The problem? its too counter intuitive. i used to have a g940, throttle on the big one and elevator trim on the small axis. so dispite the fact that i knew the rules of the game, in those heat moments in the middle of a dogfight where i did a trim set up and a power set up at the same time, suddenly my plane stopped working as i had tought it would, and htis was death.

My point, its hard to know what can or you cant do in every plane, especially in il2 1946 where you have a LOT of planes.

Stress is hard to measure. in my first days of flying this game i shaked my ass off ( literelly) when i had an enemy at my six. on my glory days, i was a cold blood killer, and used to watch tv while slaughtering my squadmates on internal campaign.
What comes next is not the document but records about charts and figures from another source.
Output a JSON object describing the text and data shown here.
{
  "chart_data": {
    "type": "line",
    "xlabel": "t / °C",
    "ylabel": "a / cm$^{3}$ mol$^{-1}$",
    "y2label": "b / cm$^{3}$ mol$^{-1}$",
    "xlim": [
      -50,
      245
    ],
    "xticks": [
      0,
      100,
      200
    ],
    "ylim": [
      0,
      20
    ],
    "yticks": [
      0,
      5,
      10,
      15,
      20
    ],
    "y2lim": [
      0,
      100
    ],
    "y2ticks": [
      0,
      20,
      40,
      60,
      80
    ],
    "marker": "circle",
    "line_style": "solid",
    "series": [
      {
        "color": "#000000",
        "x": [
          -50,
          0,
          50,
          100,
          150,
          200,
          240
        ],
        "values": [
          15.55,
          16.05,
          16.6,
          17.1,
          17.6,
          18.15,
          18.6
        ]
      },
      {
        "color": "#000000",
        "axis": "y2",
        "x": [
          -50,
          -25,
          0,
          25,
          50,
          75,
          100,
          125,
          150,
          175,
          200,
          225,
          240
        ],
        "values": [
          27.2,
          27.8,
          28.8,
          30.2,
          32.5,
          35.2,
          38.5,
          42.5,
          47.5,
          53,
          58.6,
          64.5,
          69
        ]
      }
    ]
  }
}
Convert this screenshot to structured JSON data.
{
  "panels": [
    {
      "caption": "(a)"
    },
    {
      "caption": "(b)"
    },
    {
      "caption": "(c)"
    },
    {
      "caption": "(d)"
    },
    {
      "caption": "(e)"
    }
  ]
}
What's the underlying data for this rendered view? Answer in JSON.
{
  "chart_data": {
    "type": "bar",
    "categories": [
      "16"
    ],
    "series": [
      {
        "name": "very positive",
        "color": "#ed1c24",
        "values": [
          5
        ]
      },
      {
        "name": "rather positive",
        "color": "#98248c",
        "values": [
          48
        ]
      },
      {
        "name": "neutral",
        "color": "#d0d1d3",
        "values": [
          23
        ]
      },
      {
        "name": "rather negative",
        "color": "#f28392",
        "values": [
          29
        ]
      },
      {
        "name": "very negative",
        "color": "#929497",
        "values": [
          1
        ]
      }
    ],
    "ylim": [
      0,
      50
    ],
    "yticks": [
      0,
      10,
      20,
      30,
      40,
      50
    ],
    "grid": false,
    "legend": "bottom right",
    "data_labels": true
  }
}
its ahrd to account for it. how do i know if im "stressed" in game? and why am i stressed? why am i tired? why do i know im tired?

simulation flying its tiresome on its own. after 5 mins of dogfight you are more prone to mistakes, you are more nervous, adrenaline is pumping, you have no fear of death, but in a campaign not playing for 1 hour is punishment enough.

about tired? i once flew a 3 hour patrol. for 3 hours i saw nothing. i was getting tired, the result was obvius. i wasnt checking my six, i was flying in a shamefull manner, and when i got into a dogfight i was so anxiusto kill that guy, i never toguht the stuff i usually think ( is he alone? whats is plane? cna i win? etc )... no i was so tired that i jumped right on him, lost lots of energy, did turn and burn with a plane with superior abilities.... but the other pilot was tired too, and i got the best of him.

other short story. regarding fatigue on simualtion vs real life. waths your patience to pick up a plane and fly around with it? and how aobut in real life? i did 1 hour flights in real life. obviosly we didnt sjhoot anithing down. we did some loopings barrel rolls and a split S from time to time. but flying virtully im bored in 10 mins of no action, speacilly if i know that there isnt going to be one. real life flying is far less tiresome.

So. my thougths about this is simple. how do you measure something like fatigue and stress without becoming counter intuitive?